Its an amazing field, though. You gotta think the market will correct itself with the aging baby-boomers, retiring baby-boomer surgeons, decreasing number of graduating CT surgeons, etc.

If medicine truly existed in a free market it probably would correct itself. The problem is that CTS isn't part of a free market.

If I was an insurance company executive my goal would be to collect premiums and not pay out any benefits. What most insurance companies do is just reject every claim that comes across the desk figuring that the physician will get sick of making 30 phone calls to collect the $150 for a hernia repair. Most times that works. For a lot of procedures insurance plans will require a 'pre-approval'. Most of those get rejected the first time and you have to keep jumping through hoops to get it approved. Most offices have to hire an extra person just to deal with this kind of B.S.

It used to be that the insurance companies would just not cover things end of story. But they started looking like the bad guy so now they are in the process of reducing the reimbursements so much that surgeons won't do the procedures. That way they can make the surgeon look like the bad guy for not wanting to do a 4-6 hour whipple and the aftercare for $900.

Now that the insurance companies and 'Ole Uncle Sugar' know that you will put up with that crap you guys are stuck.
 
What most insurance companies do is just reject every claim that comes across the desk figuring that the physician will get sick of making 30 phone calls to collect the $150 for a hernia repair. Most offices have to hire an extra person just to deal with this kind of B.S.

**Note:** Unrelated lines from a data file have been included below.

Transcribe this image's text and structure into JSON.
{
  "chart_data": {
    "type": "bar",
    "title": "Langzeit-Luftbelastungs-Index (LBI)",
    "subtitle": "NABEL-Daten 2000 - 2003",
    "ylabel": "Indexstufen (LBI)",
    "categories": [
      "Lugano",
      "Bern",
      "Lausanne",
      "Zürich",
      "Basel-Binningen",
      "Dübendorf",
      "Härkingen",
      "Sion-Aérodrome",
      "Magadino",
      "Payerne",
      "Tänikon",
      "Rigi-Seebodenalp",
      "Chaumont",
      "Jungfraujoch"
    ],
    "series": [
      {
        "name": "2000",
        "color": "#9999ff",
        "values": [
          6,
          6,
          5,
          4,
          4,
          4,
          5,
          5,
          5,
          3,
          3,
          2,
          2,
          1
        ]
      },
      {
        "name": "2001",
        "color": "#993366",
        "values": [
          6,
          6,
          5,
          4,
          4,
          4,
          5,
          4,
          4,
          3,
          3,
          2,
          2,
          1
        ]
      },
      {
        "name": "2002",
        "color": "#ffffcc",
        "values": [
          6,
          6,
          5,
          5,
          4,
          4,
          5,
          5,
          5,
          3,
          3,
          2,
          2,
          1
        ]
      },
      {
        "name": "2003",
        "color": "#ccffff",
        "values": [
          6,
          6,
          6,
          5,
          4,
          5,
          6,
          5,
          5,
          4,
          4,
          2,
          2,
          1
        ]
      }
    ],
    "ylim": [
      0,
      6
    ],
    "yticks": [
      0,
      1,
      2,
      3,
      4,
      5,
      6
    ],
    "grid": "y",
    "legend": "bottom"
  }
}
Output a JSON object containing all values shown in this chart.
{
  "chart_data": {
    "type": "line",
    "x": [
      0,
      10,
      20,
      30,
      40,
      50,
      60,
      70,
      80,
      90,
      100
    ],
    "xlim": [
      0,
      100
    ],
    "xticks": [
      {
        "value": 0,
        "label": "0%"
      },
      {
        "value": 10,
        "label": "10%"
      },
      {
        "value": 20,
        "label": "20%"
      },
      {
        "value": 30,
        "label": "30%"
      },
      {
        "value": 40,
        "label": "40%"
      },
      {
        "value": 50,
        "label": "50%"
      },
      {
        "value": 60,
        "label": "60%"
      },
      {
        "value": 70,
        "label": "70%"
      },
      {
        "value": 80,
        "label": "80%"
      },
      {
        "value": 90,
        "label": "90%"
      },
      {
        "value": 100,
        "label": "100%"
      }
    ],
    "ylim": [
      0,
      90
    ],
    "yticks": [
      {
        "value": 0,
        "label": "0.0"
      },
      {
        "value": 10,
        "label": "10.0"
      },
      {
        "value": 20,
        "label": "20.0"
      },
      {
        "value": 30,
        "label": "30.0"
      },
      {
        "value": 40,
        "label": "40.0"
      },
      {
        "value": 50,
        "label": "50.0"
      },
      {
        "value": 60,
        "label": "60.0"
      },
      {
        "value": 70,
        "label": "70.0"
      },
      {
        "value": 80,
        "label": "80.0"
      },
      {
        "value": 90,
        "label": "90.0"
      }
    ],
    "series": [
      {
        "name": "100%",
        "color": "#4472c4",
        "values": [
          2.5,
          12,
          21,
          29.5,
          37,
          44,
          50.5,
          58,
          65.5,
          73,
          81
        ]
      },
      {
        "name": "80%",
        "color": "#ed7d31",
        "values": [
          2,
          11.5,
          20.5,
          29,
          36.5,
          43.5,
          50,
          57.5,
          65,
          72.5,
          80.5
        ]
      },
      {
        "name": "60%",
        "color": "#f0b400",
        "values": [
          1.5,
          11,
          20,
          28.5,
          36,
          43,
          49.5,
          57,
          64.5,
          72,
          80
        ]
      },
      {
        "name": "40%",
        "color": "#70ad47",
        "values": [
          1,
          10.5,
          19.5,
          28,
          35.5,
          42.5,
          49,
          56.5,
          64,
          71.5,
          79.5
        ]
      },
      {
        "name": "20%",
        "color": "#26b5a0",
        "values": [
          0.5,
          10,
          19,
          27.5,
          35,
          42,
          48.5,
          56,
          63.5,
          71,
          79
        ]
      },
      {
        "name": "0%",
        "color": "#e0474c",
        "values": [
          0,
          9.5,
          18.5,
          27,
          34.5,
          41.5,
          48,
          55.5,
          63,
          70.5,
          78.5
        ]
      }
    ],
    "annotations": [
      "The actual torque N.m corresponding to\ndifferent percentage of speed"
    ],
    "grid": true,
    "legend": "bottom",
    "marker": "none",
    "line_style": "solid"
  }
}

Now that the insurance companies and 'Ole Uncle Sugar' know that you will put up with that crap you guys are stuck.
In my non-medical business experience, I've noticed that most businesses where money is exchanged before the service is rendered have less issues w/ payment (obviously).

Have any groups of surgeons in a geographical area gotten together and demanded that the patient pay the surgeons fee upfront & then allow the patient to chase the insurance companies for the reimbursement? Maybe I'm wrong, but I think most people would be able to put $500 for a gallbladder removal on a credit card until the insurance reimburses them. It would be a pain in the a** explaining to the patient why business is being done this way, but probably better than calling the insurance company 30 times to get paid.